Chez Grün, ces citations ne sont pas que des balises posées le long du cheminement d’une pensée claire, bien structurée; elles constituent comme une coquetterie pour masquer une pensée qui ferait trop didactique. Il n’ignore pas les sept grands classiques de l’angoisse sénile : la peur de sombrer dans la folie, la peur généralisée de vivre, la peur de manquer du minimum vital, la peur de la dépendance, de la maladie, de changements non contrôlés ou de nouvelles tâches à accomplir. Il les transcende toutes dans sa psychothérapie.

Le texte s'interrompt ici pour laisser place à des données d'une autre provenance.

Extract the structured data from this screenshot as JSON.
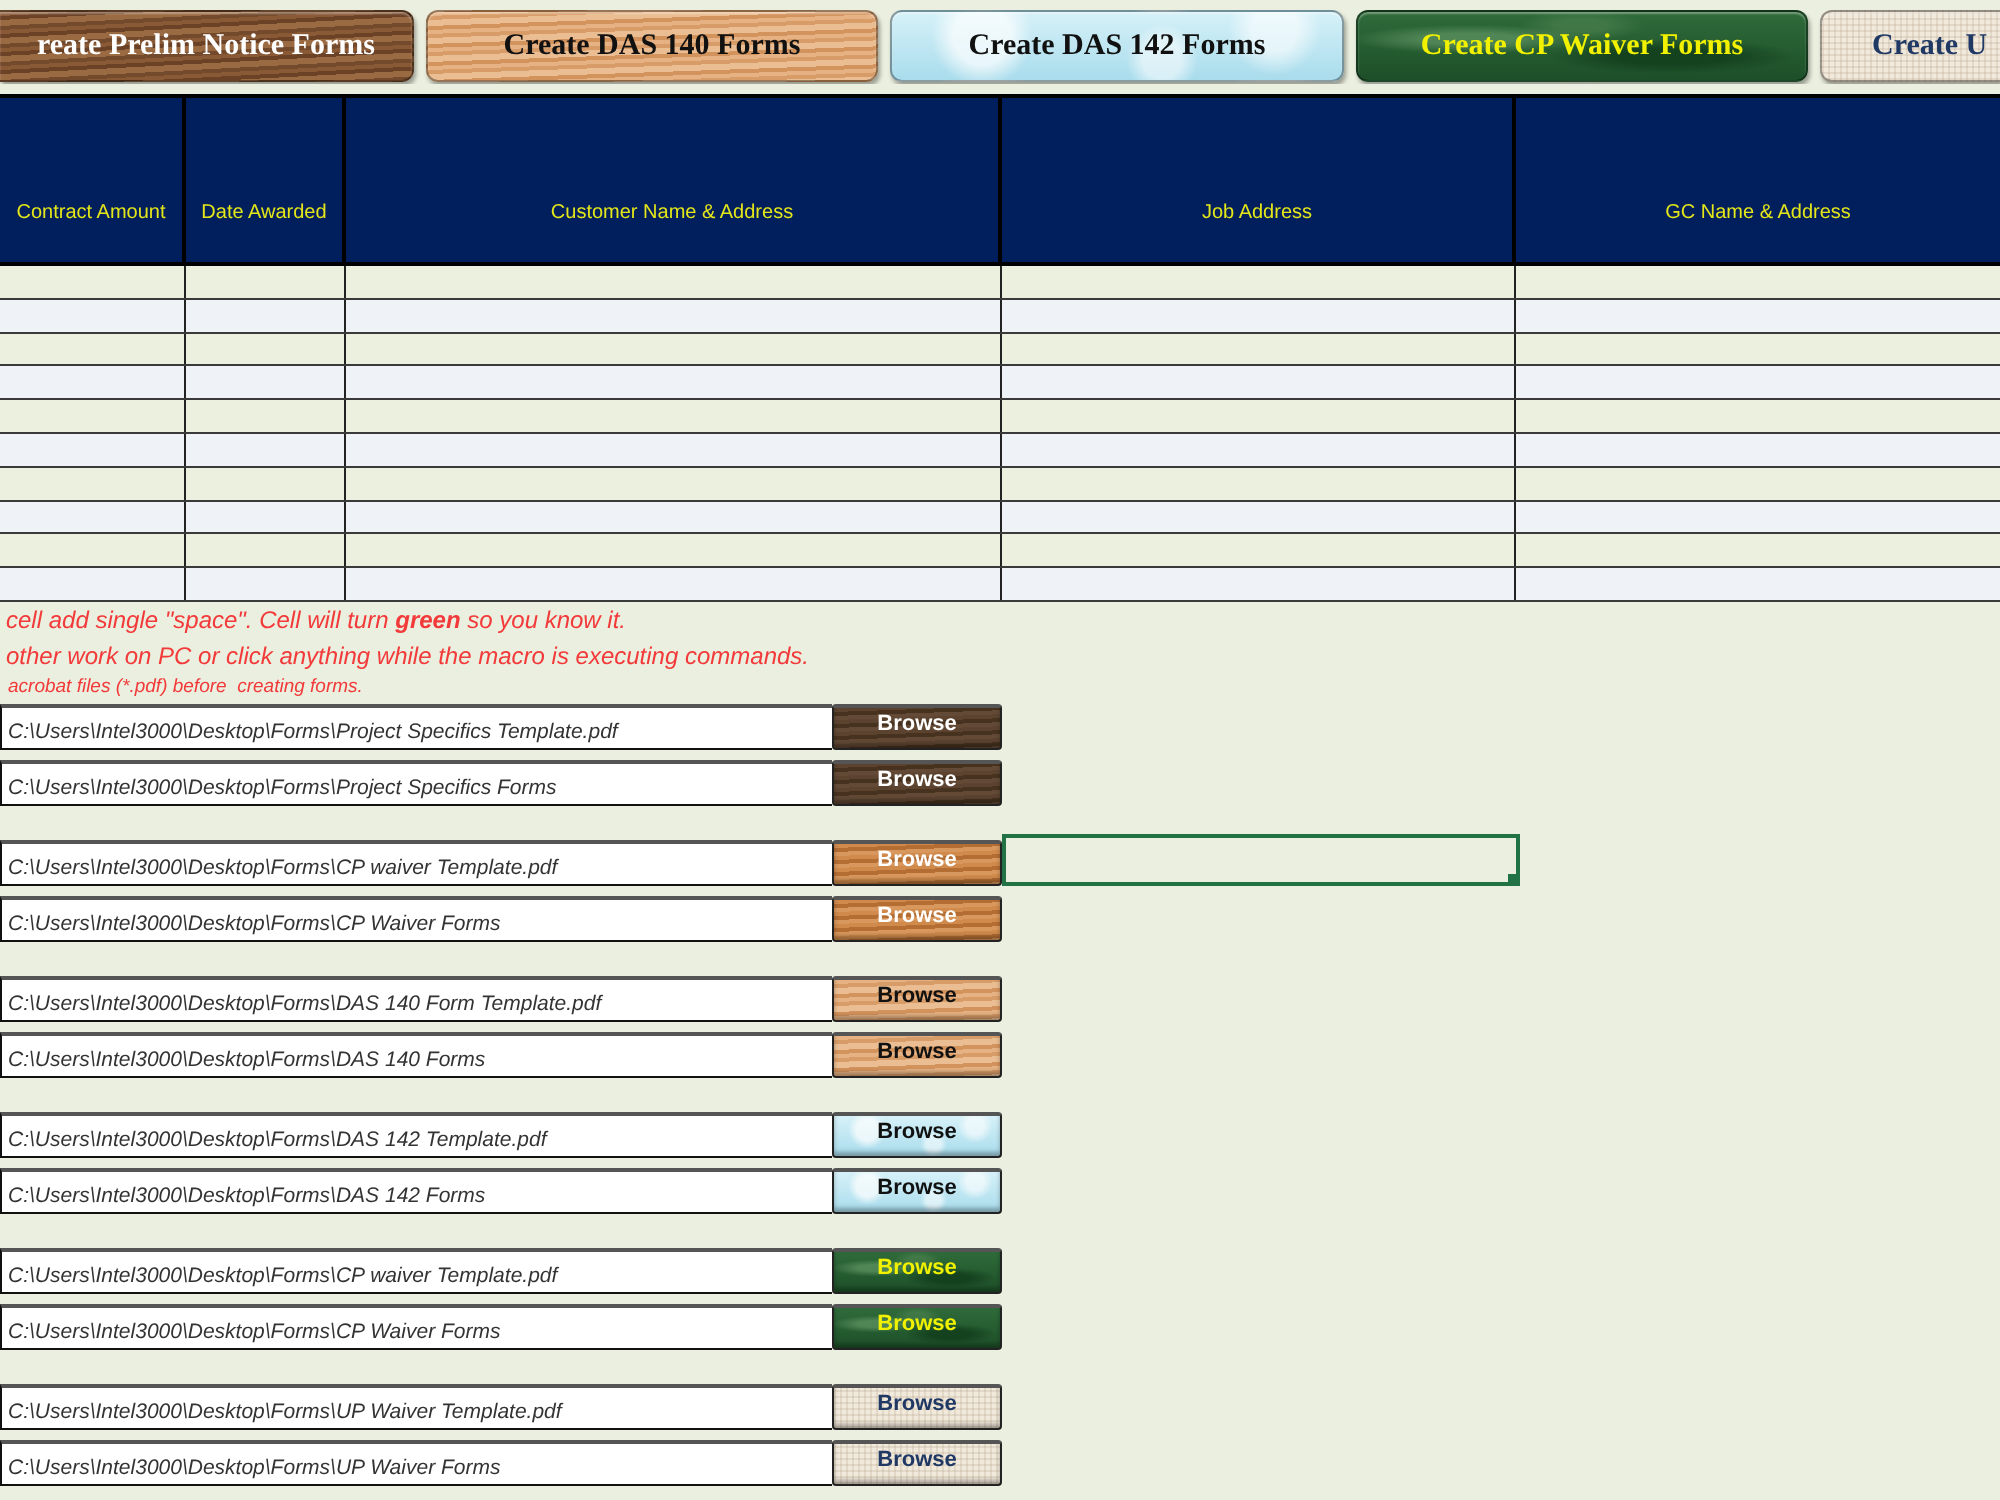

Que ce soit dans l’indispensable « lâcher prise » (se détacher de ses biens, de sa santé, de ses relations, de la sexualité, du pouvoir) ou le survol des « vertus du grand âge » (la sérénité, la patience, la douceur, la liberté, la gratitude ou l’amour), tout est dit, écrit sur le ton feutré d’une conversation intelligente, simple, chaleureuse et réaliste, comme on les aime au coin du feu des premières soirées d’automne.
« Vieillir dans la sérénité » souligne le besoin que l’Église peut avoir de ces vieillards qui s’expriment ouvertement sans se soucier des jugements ou dommages qu’entraîneront leurs propos. Puissent-ils être nombreux !

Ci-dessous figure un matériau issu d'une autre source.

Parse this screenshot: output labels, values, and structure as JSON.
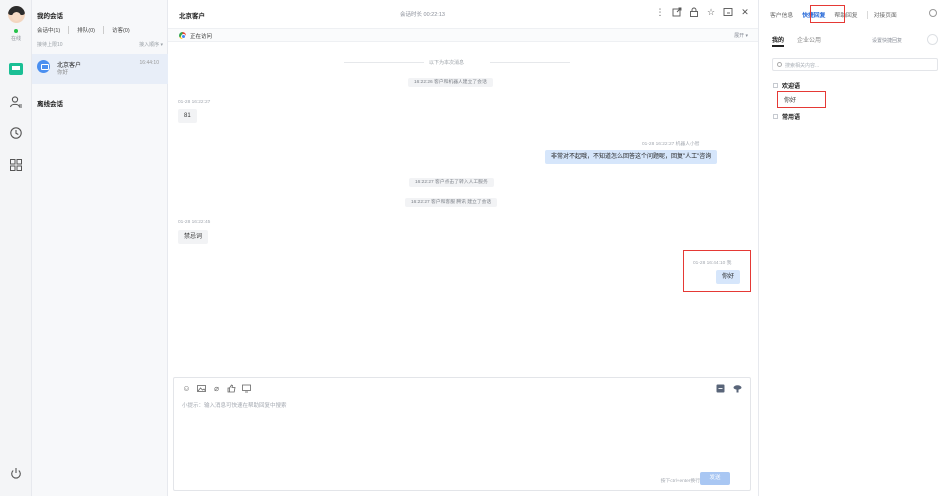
{
  "rail": {
    "status": "在线",
    "accent": "#1bbf95"
  },
  "list": {
    "title": "我的会话",
    "tabs": [
      "会话中(1)",
      "排队(0)",
      "访客(0)"
    ],
    "limit": "接待上限10",
    "sort": "接入顺序 ▾",
    "conversation": {
      "name": "北京客户",
      "preview": "你好",
      "time": "16:44:10"
    },
    "offline_title": "离线会话"
  },
  "chat": {
    "title": "北京客户",
    "duration": "会话时长 00:22:13",
    "visit_status": "正在访问",
    "expand": "展开 ▾",
    "divider": "以下为本次消息",
    "messages": [
      {
        "type": "system",
        "text": "16:22:26 客户和机器人建立了会话"
      },
      {
        "type": "left",
        "meta": "01-28 16:22:27",
        "text": "81"
      },
      {
        "type": "right",
        "meta": "01-28 16:22:27  机器人小智",
        "text": "非常对不起哦，不知道怎么回答这个问题呢，回复\"人工\"咨询"
      },
      {
        "type": "system",
        "text": "16:22:27 客户点击了转入人工服务"
      },
      {
        "type": "system",
        "text": "16:22:27 客户和客服 腾讯 建立了会话"
      },
      {
        "type": "left",
        "meta": "01-28 16:22:45",
        "text": "禁忌词"
      },
      {
        "type": "right",
        "meta": "01-28 16:44:10  我",
        "text": "你好"
      }
    ],
    "composer": {
      "placeholder": "小提示：输入消息可快速在帮助回复中搜索",
      "hint": "按下ctrl+enter换行",
      "send": "发送"
    }
  },
  "panel": {
    "tabs": [
      "客户信息",
      "快捷回复",
      "帮助回复",
      "对接页面"
    ],
    "active_tab": "快捷回复",
    "subtabs": [
      "我的",
      "企业公用"
    ],
    "set_quick": "设置快捷回复",
    "search_placeholder": "搜索相关内容...",
    "groups": [
      {
        "name": "欢迎语",
        "items": [
          "你好"
        ]
      },
      {
        "name": "常用语",
        "items": []
      }
    ]
  }
}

Grün, Anselm. Vieillir dans la sérénité. Un art de vivre ici et maintenant. Nédiaspaul, 2011.
j’ai connu ici et en Afrique du Sud les 2 freres Wottawah et mon prof de philo m’avait parle du pere Anselme en des termes elogieux. Que ce mot soit un “danke schoen” to fr Anselm que j’aimerais bien lire mais je n’ai pas le sou (je vieillis! 73 ans)
où acheter ce livre ?
Il faut faire une recherche sur internet et vous trouverez.